A computer program developed at MIT could vastly improve the design of antibody drugs. The software identified improvements in the anticancer drug cetuximab that increased its binding affinity by a factor of 10 in subsequent laboratory tests--a change that could lead to lower drug dosages and increased drug efficacy.

"Through mathematical modeling of complex biological systems, you can make predictions about how to improve them in a directed, designed way," says Bruce Tidor, a computational biologist at MIT who led the study. "That's usually not what's done in medicine."

Our immune system constantly produces antibody molecules, which identify and disarm foreign particles, termed antigens. To treat conditions ranging from psoriasis to cancer, doctors take advantage of the body's natural defense system using antibody-based drugs. For example, anticancer therapeutics such as cetuximab bind to malfunctioning receptors on the cell surface, stopping them from triggering uncontrolled tumor growth.

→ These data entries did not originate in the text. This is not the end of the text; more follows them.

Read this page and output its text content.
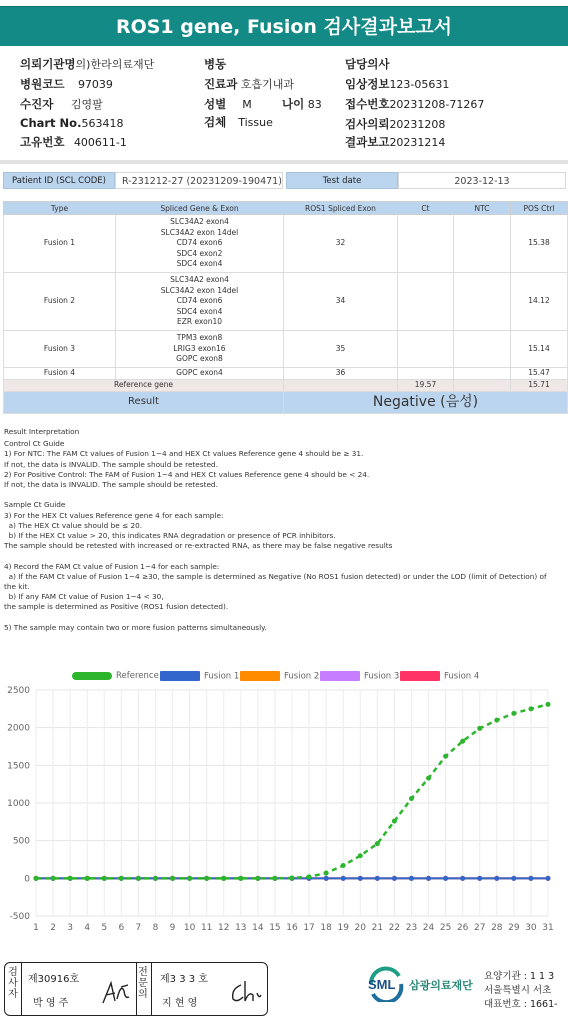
ROS1 gene, Fusion 검사결과보고서
의뢰기관명의)한라의료재단
병원코드 97039
수진자 김영팔
Chart No.563418
고유번호 400611-1
병동
진료과 호흡기내과
성별 M	나이 83
검체 Tissue
담당의사
임상정보123-05631
접수번호20231208-71267
검사의뢰20231208
결과보고20231214
Patient ID (SCL CODE)	R-231212-27 (20231209-190471)	Test date	2023-12-13
Type	Spliced Gene & Exon	ROS1 Spliced Exon	Ct	NTC	POS Ctrl
Fusion 1	SLC34A2 exon4
SLC34A2 exon 14del
CD74 exon6
SDC4 exon2
SDC4 exon4	32			15.38
Fusion 2	SLC34A2 exon4
SLC34A2 exon 14del
CD74 exon6
SDC4 exon4
EZR exon10	34			14.12
Fusion 3	TPM3 exon8
LRIG3 exon16
GOPC exon8	35			15.14
Fusion 4	GOPC exon4	36			15.47
Reference gene			19.57		15.71
Result		Negative (음성)			
Result Interpretation
Control Ct Guide
1) For NTC: The FAM Ct values of Fusion 1~4 and HEX Ct values Reference gene 4 should be ≥ 31.
If not, the data is INVALID. The sample should be retested.
2) For Positive Control: The FAM of Fusion 1~4 and HEX Ct values Reference gene 4 should be < 24.
If not, the data is INVALID. The sample should be retested.
Sample Ct Guide
3) For the HEX Ct values Reference gene 4 for each sample:
a) The HEX Ct value should be ≤ 20.
b) If the HEX Ct value > 20, this indicates RNA degradation or presence of PCR inhibitors.
The sample should be retested with increased or re-extracted RNA, as there may be false negative results
4) Record the FAM Ct value of Fusion 1~4 for each sample:
a) If the FAM Ct value of Fusion 1~4 ≥30, the sample is determined as Negative (No ROS1 fusion detected) or under the LOD (limit of Detection) of
the kit.
b) If any FAM Ct value of Fusion 1~4 < 30,
the sample is determined as Positive (ROS1 fusion detected).
5) The sample may contain two or more fusion patterns simultaneously.
Reference	Fusion 1	Fusion 2	Fusion 3	Fusion 4
-500
0
500
1000
1500
2000
2500
1 2 3 4 5 6 7 8 9 10 11 12 13 14 15 16 17 18 19 20 21 22 23 24 25 26 27 28 29 30 31
검
사
자
제30916호
박 영 주
전
문
의
제3 3 3 호
지 현 영
SML 삼광의료재단
요양기관 : 1 1 3
서울특별시 서초
대표번호 : 1661-
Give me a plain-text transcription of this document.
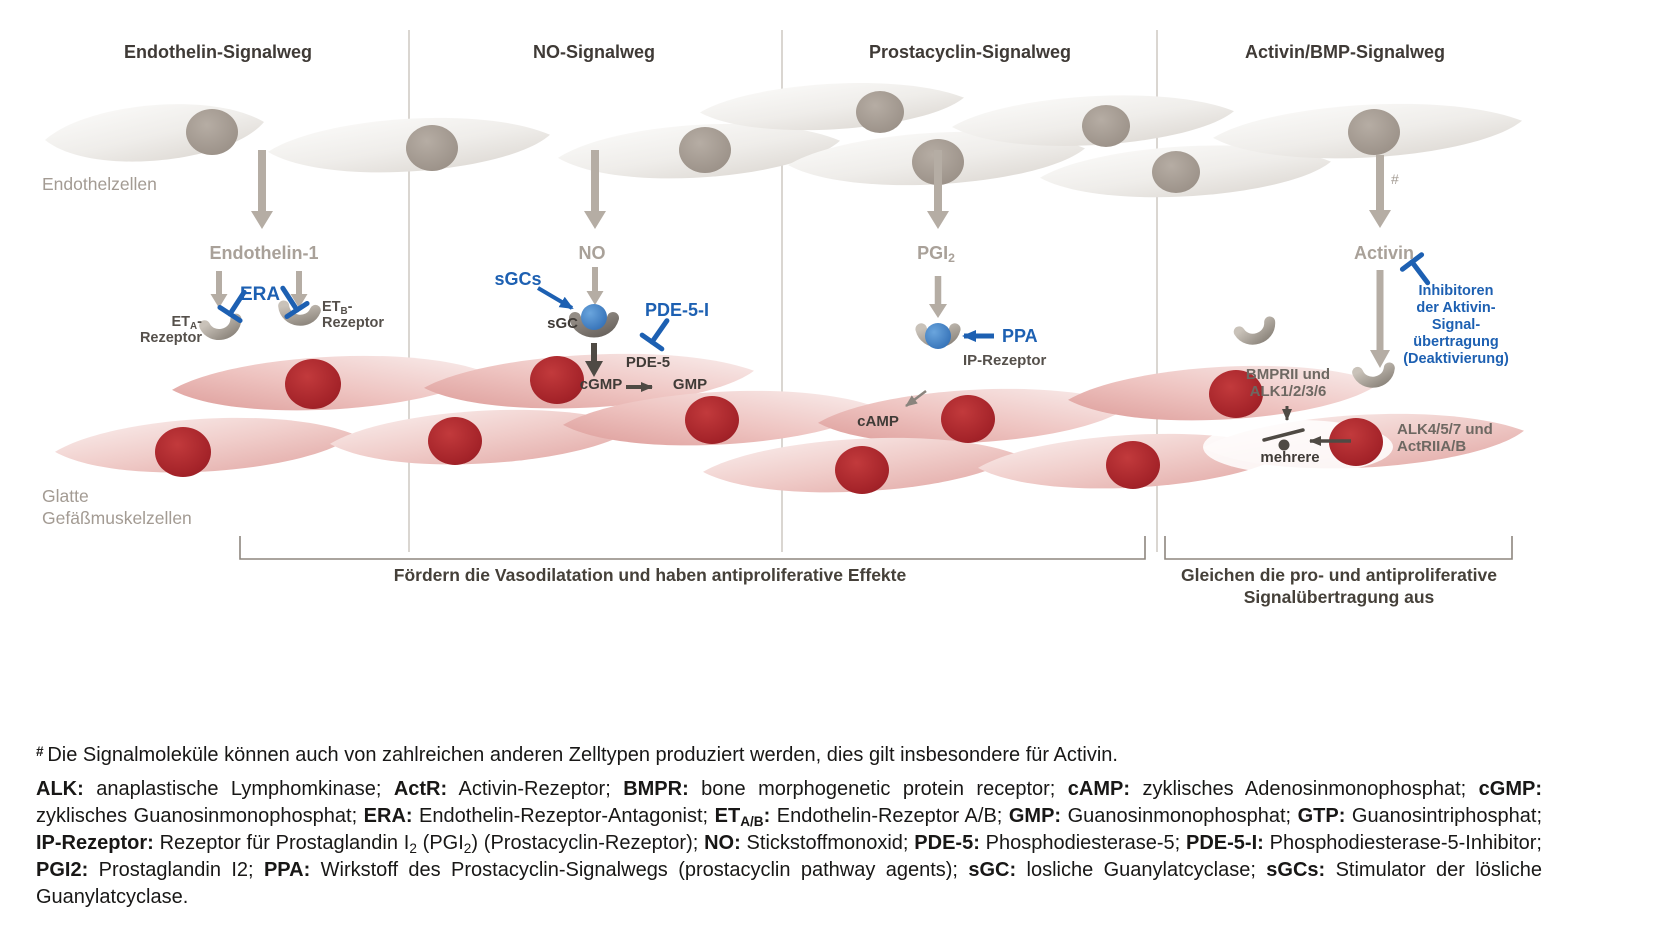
Endothelin-Signalweg	NO-Signalweg	Prostacyclin-Signalweg	Activin/BMP-Signalweg
Endothelzellen
Glatte
Gefäßmuskelzellen
Endothelin-1
ERA
$ET_A-$
Rezeptor
$ET_B-$
Rezeptor
NO
sGCs
sGC
PDE-5-I
PDE-5
cGMP	GMP
$PGI_2$
PPA
IP-Rezeptor
cAMP
Activin
#
Inhibitoren
der Aktivin-
Signal-
übertragung
(Deaktivierung)
BMPRII und
ALK1/2/3/6
ALK4/5/7 und
ActRIIA/B
mehrere
Fördern die Vasodilatation und haben antiproliferative Effekte	Gleichen die pro- und antiproliferative
Signalübertragung aus
# Die Signalmoleküle können auch von zahlreichen anderen Zelltypen produziert werden, dies gilt insbesondere für Activin.
ALK: anaplastische Lymphomkinase; ActR: Activin-Rezeptor; BMPR: bone morphogenetic protein receptor; cAMP: zyklisches Adenosinmonophosphat; cGMP: zyklisches Guanosinmonophosphat; ERA: Endothelin-Rezeptor-Antagonist; $ET_{A/B}$: Endothelin-Rezeptor A/B; GMP: Guanosinmonophosphat; GTP: Guanosintriphosphat; IP-Rezeptor: Rezeptor für Prostaglandin $I_2$ $(PGI_2)$ (Prostacyclin-Rezeptor); NO: Stickstoffmonoxid; PDE-5: Phosphodiesterase-5; PDE-5-I: Phosphodiesterase-5-Inhibitor; PGI2: Prostaglandin I2; PPA: Wirkstoff des Prostacyclin-Signalwegs (prostacyclin pathway agents); sGC: losliche Guanylatcyclase; sGCs: Stimulator der lösliche Guanylatcyclase.
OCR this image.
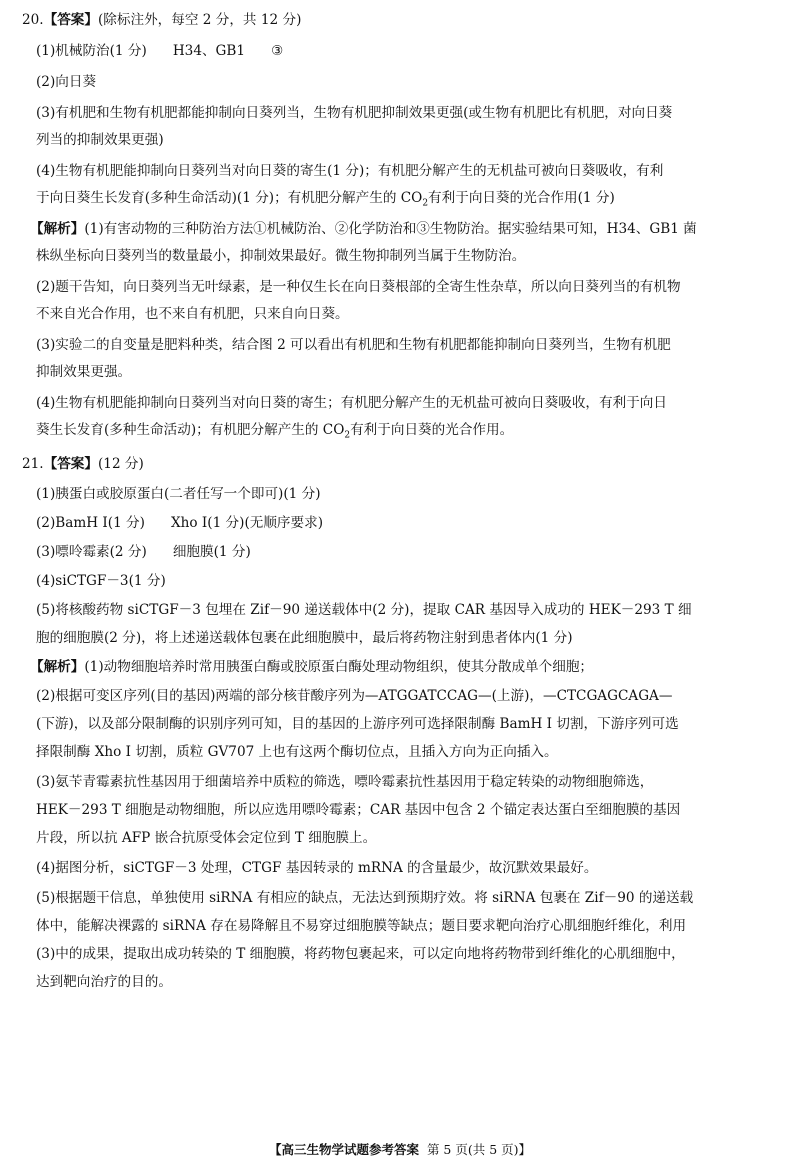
20.【答案】(除标注外，每空 2 分，共 12 分)
(1)机械防治(1 分) H34、GB1 ③
(2)向日葵
(3)有机肥和生物有机肥都能抑制向日葵列当，生物有机肥抑制效果更强(或生物有机肥比有机肥，对向日葵
列当的抑制效果更强)
(4)生物有机肥能抑制向日葵列当对向日葵的寄生(1 分)；有机肥分解产生的无机盐可被向日葵吸收，有利
于向日葵生长发育(多种生命活动)(1 分)；有机肥分解产生的 $CO_2$有利于向日葵的光合作用(1 分)
【解析】(1)有害动物的三种防治方法①机械防治、②化学防治和③生物防治。据实验结果可知，H34、GB1 菌
株纵坐标向日葵列当的数量最小，抑制效果最好。微生物抑制列当属于生物防治。
(2)题干告知，向日葵列当无叶绿素，是一种仅生长在向日葵根部的全寄生性杂草，所以向日葵列当的有机物
不来自光合作用，也不来自有机肥，只来自向日葵。
(3)实验二的自变量是肥料种类，结合图 2 可以看出有机肥和生物有机肥都能抑制向日葵列当，生物有机肥
抑制效果更强。
(4)生物有机肥能抑制向日葵列当对向日葵的寄生；有机肥分解产生的无机盐可被向日葵吸收，有利于向日
葵生长发育(多种生命活动)；有机肥分解产生的 $CO_2$有利于向日葵的光合作用。
21.【答案】(12 分)
(1)胰蛋白或胶原蛋白(二者任写一个即可)(1 分)
(2)BamH Ⅰ(1 分) Xho Ⅰ(1 分)(无顺序要求)
(3)嘌呤霉素(2 分) 细胞膜(1 分)
(4)siCTGF－3(1 分)
(5)将核酸药物 siCTGF－3 包埋在 Zif－90 递送载体中(2 分)，提取 CAR 基因导入成功的 HEK－293 T 细
胞的细胞膜(2 分)，将上述递送载体包裹在此细胞膜中，最后将药物注射到患者体内(1 分)
【解析】(1)动物细胞培养时常用胰蛋白酶或胶原蛋白酶处理动物组织，使其分散成单个细胞；
(2)根据可变区序列(目的基因)两端的部分核苷酸序列为—ATGGATCCAG—(上游)，—CTCGAGCAGA—
(下游)，以及部分限制酶的识别序列可知，目的基因的上游序列可选择限制酶 BamH Ⅰ 切割，下游序列可选
择限制酶 Xho Ⅰ 切割，质粒 GV707 上也有这两个酶切位点，且插入方向为正向插入。
(3)氨苄青霉素抗性基因用于细菌培养中质粒的筛选，嘌呤霉素抗性基因用于稳定转染的动物细胞筛选，
HEK－293 T 细胞是动物细胞，所以应选用嘌呤霉素；CAR 基因中包含 2 个锚定表达蛋白至细胞膜的基因
片段，所以抗 AFP 嵌合抗原受体会定位到 T 细胞膜上。
(4)据图分析，siCTGF－3 处理，CTGF 基因转录的 mRNA 的含量最少，故沉默效果最好。
(5)根据题干信息，单独使用 siRNA 有相应的缺点，无法达到预期疗效。将 siRNA 包裹在 Zif－90 的递送载
体中，能解决裸露的 siRNA 存在易降解且不易穿过细胞膜等缺点；题目要求靶向治疗心肌细胞纤维化，利用
(3)中的成果，提取出成功转染的 T 细胞膜，将药物包裹起来，可以定向地将药物带到纤维化的心肌细胞中，
达到靶向治疗的目的。
【高三生物学试题参考答案 第 5 页(共 5 页)】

However, developing antibody-based drugs is a complex and time-consuming process. Scientists harvest antibodies from mice that have been injected with the target antigen. They then try to optimize the molecules by growing them in yeast and searching for random mutations that make the antibody bind to its target more tightly. Tidor and his colleagues aim to improve this process by transferring it to a computer. "The implication is that by having less trial and error and more design," he says, "there's much more control over what comes out."

The system starts with a template antibody molecule and then swaps in each of our body's 20 amino acids at 60 different positions. The molecule's ability to bind to its target is calculated mainly from the electrostatic forces acting on its chemical components. Using this approach, the team can analyze far more sequence combinations than they could ever test in the laboratory.

Tidor and graduate student Shaun Lippow, now at Codon Devices, in Cambridge, MA, tried out their system on several antibody drugs, generating candidate molecules that were then tested in the lab with collaborator Dane Wittrup. The breakthrough success came with cetuximab, when they discovered multiple mutations that could generate a molecule with 10 times greater binding efficiency. Although there are no guarantees that higher binding affinities make for better drugs, "All the evidence so far is that tighter is better," Tidor says. The findings were published last week in the journal Nature Biotechnology.

Researchers in the field hailed the paper as a major success for computational biology. "The exciting thing about doing this thing computationally is you can save a lot of time in the wet lab," says Bruce Donald, a computational biologist at Duke University who studies protein structures.

Protein engineer Katarina Midelfort of Pfizer, based in Groton, CT, was impressed by the multiple successes of the team's approach. She says that in many cases, improvements in binding affinity require that all the mutations work in concert, but the MIT team has been able to identify multiple mutations that provide stepwise improvements to molecules.

So why can Tidor's model produce antibodies that seem to be superior to those generated by Mother Nature? Tidor explains that "evolutionary stumbling blocks" make it difficult to simultaneously evolve the different mutations needed to optimize a molecule's binding affinity. In the MIT study, ten out of the twelve mutations that the team identified required such evolutionary leaps.

It's still too early to know how soon patients will be able to reap the benefits of computational biology in the form of better medicines. But Tidor and his colleagues hope to make that process as easy as possible. They have made the sequences of their improved antibodies freely available, and are developing new versions of the system that are easier and faster to use. They also plan to develop similar models to improve small molecule drugs.